33. Bölüm Lezzet

3.4K 507 248
                                    

33. Bölüme hoş geldiniz💞

Hızlandığımız bir bölüm getirdim sizlere. Asla aklımda olmayan bir bölüm yazdım. Multimedyadaki müziği dinleyerek yazarken son noktayı koyup okumaya başladığımda dedim ki kendime "aferin sanaaa bir bu eksikti eline sağlık."

Ciddiyim aynen böyle dedim. Böyle bir bölüm olacaktı ama ileride değişik şekilde olacaktı buralarda öyle bir şey yoktu. O zaman aferin banaaa🙄

Uzun bir bölüm yazdım değişik bir bölüm yazdım sizlerden yorum bekliyorum unutmayın oldu mu🌷

Multimedyada muhteşem ötesi bir enstrümantal var. Mark Eliyahu'dan Theroguh Me o kadar mı güzel uydu anlatamam. Açarak okuyorsunuz biliyorum ama alışkanlık olmuş. Hadi açın💞

Sensiz Asla kahvelerimiz hazır biliyorum. Müzik de benden buyrun bölüm sizlerin keyifle okuyun🌷

Yüzüne yerleştirdiği tatlı gülümsemesi, karşısındaki adamı ateşkese rağmen şaşırttı. Yukarı çıkarken aklındaki acaba, şimdi bu gülümsemeyle değişmişti.
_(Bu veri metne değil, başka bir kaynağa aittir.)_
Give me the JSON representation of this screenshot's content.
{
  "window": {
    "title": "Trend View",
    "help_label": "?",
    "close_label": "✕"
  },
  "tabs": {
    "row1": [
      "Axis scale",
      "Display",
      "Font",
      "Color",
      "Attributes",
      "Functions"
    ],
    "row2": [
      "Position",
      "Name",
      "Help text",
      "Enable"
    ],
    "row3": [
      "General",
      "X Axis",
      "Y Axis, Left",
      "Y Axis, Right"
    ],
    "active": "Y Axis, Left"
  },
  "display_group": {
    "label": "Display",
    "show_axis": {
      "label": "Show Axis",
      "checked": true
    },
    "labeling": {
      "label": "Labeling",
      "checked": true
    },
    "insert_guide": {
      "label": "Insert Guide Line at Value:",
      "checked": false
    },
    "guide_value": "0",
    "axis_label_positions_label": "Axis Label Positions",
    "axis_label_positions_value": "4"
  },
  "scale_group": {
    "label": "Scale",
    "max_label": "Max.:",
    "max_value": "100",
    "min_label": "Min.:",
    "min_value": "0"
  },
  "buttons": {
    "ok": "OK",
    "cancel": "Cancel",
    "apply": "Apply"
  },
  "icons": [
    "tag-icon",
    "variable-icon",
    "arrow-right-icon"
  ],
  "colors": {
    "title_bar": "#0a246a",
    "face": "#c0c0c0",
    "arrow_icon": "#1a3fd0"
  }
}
Ümit'le konuşup her şeyi ayarlamıştı ama İfrit'in arkadaşı, erkek gibi giyinen ama adını şu an hatırlamadığı kadının yardımını da unutmamak lazımdı. Boşanmış, terk edilmiş, şiddet görmüş kadınlara yaptığı yardımı Ümit bir şekilde öğrenmişti ve bunu öne sürerek doğum günü hediyesi adı altında yardım yapmak istediğini söylemişti. Ümit, ilk başta şaşırıp şüpheyle baksa da ikna olmuştu. Sonra, o erkeğe benzeyen kadını çağırıp yardım istemişti ve  o da kabul etmemişti. Çünkü Peri'yle arasının açılmasını istemediğini bilmem kaç yüz kez söylemişti. En son kendisi konuşmuş, yaptığı hatadan girip özür dilemekten çıkmıştı ve sonuç kadını iknayla nihayete ermişti.

"Ateşkesi tekrar etmek istemiyorum."

Peri, aynı tatlı ifadesiyle gülümserken o tatlılık sesine yansımadı.

"Ettin avukat."

Yiğit'in kaşları hayretle kalkıp indikten sonra yüzünde zoraki bir gülümseme oluştu.

"Kahve teklifin hala geçerli mi?"

Peri, kapıyı sonuna kadar açıp yan tarafa geçti.


"Bir kez söylediysem vazgeçmem."

Yiğit, içeri girip huzursuz ifadesiyle etrafına baktı, sonra kendine gösterilen koltuğa oturdu.

"Kahveni nasıl alırsın?"

"Sade."

Peri, mutfağa geçip kahveleri yaparken Yiğit diken üstünde oturuyordu. Birazdan olay çıkacak korkusunu bastırsa da olmuyordu. Mutfaktan Peri'nin geldiğini görünce yerinde huzursuzca kıpırdandı. Kahvesini alıp sehpaya bıraktıktan sonra sessizce otururken başını kaldırdığı an Peri'yle göz göze geldi. Niye bir şey söylemiyordu? Yoksa hediyesini görmemiş miydi? Bunu nasıl düşünmemişti, tabii ki görmemişti! O zaman niye kahveye çağırmıştı?


"Hediyelerin için teşekkür ederim, avukat. Ama biraz hediyeyi geçmiş yardıma dönmüş gibi olmamış mı?"


Yiğit, nihayet düşüncelerinden sıyrılıp zoraki gülümsedi.

"Hediye olduğunu söyledin ve hediyenin azı çoğu olmaz ressam."

Peri, seslenmeyip kahvesini yudumlarken boş ifadesiyle baktı. Bildiğin doğruyu söylüyordu!